El Consejo Andaluz de Enfermería se muestra satisfecho con la sentencia del Juzgado de lo Penal n.º 1 de Granada, comunicada en el día de ayer, por la que se condena a una pena de seis meses de prisión y multa a una paciente, como autora de un delito de atentado y de lesiones a una enfermera a la que además tendrá que indemnizar. Tras la denuncia presentada por la profesional en diciembre de 2018, al sufrir en su centro de trabajo una agresión física y verbal, se personó como acusación particular en defensa de su colegiada el Colegio Oficial de Enfermería de Granada, quien la ha representado en el procedimiento judicial.

Para este Consejo, que representa a más de 40.000 enfermeras andaluzas, es totalmente lamentable que se continúen produciendo este tipo de episodios de violencia contra unas profesionales que lo que tratan es de “ejercer la función propia de su cargo”, como cita la sentencia de este caso, en el que la agresora “discrepó de la forma en que se desarrollaba dicha asistencia”, de modo que “con ánimo de menoscabar la integridad de la profesional y con desprecio a su labor, la cogió de un brazo, se lo retorció y le dio patadas, al tiempo que le profería amenazas de muerte e insultos”, lo que le provocó lesiones así como una crisis de ansiedad, tal y como consta en los hechos probados de la propia sentencia.

Por ello, una vez más, el Consejo Andaluz de Enfermería quiere mostrar su más enérgica condena a la agresión sufrida por la enfermera granadina, al tiempo que muestra su satisfacción por el fallo, que viene a corroborar cómo las agresiones físicas y verbales a los profesionales sanitarios no pueden quedar indemnes y son actos reprochables contra los que la Organización Colegial va luchar con todos los medios a su alcance para que no se vuelvan a repetir bajo ningún concepto.

De igual modo no queremos dejar pasar la ocasión para llamar la atención a todos aquellos profesionales que puedan sufrir situaciones de violencia en el ejercicio diario de su profesión, a que no duden en denunciar ante sus Colegios estos hechos.
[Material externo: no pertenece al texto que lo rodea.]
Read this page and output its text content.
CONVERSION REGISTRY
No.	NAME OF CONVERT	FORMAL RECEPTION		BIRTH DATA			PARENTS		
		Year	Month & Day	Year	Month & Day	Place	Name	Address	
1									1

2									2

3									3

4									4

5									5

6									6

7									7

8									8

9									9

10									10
Para ello, los colegios oficiales de enfermería de las ocho provincias andaluzas ponen a su disposición todos los servicios de sus asesorías jurídicas para hacer frente a esta lacra.

Además, a raíz de esta noticia es necesario igualmente traer a colación los datos obtenidos recientemente en el estudio La enfermería andaluza: Análisis de situación y principales demandas. Las encuestas realizadas a más de 3.000 enfermeras y enfermeros acerca de la situación de la profesión en Andalucía revelan que dos de las tres principales prioridades de los enfermeros andaluces son que se adecúe la ratio enfermera/paciente a la media española y europea, así como que se estabilicen las plantillas. Reivindicaciones estas que se pueden conectar directamente con las agresiones a sanitarios como la probada en la sentencia que acaba de ser publicada. Como ha demostrado la evidencia científica y los diferentes estándares de calidad de los organismos europeos, adecuar la ratio y las plantillas a las necesidades de la población no sólo reduciría la mortalidad, sino que disminuiría notoriamente el número de agresiones.

Si bien no están justificadas en modo alguno ni violencia ni agresiones, que son producto de comportamientos y actitudes detestables, irracionales e incívicas, los hechos demuestran que existe una correlación directa entre pacientes-ratios-agresiones.

Así, el CAE lleva años trasladando estas reclamaciones a los organismos pertinentes y la situación, lejos de mejorar, ha empeorado, como refleja el creciente número de agresiones a personal sanitario que asola nuestra comunidad. Es por ello que, tal y como se recoge en el estudio mencionado, desde este organismo hacemos un urgente llamamiento a los responsables sanitarios autonómicos para que se incrementen las plantillas, al objeto de que los enfermeros y enfermeras trabajen en las mejores condiciones posibles, y que puedan dedicarse sin miedo a cuidar de las personas, de los pacientes y la ciudadanía en su conjunto.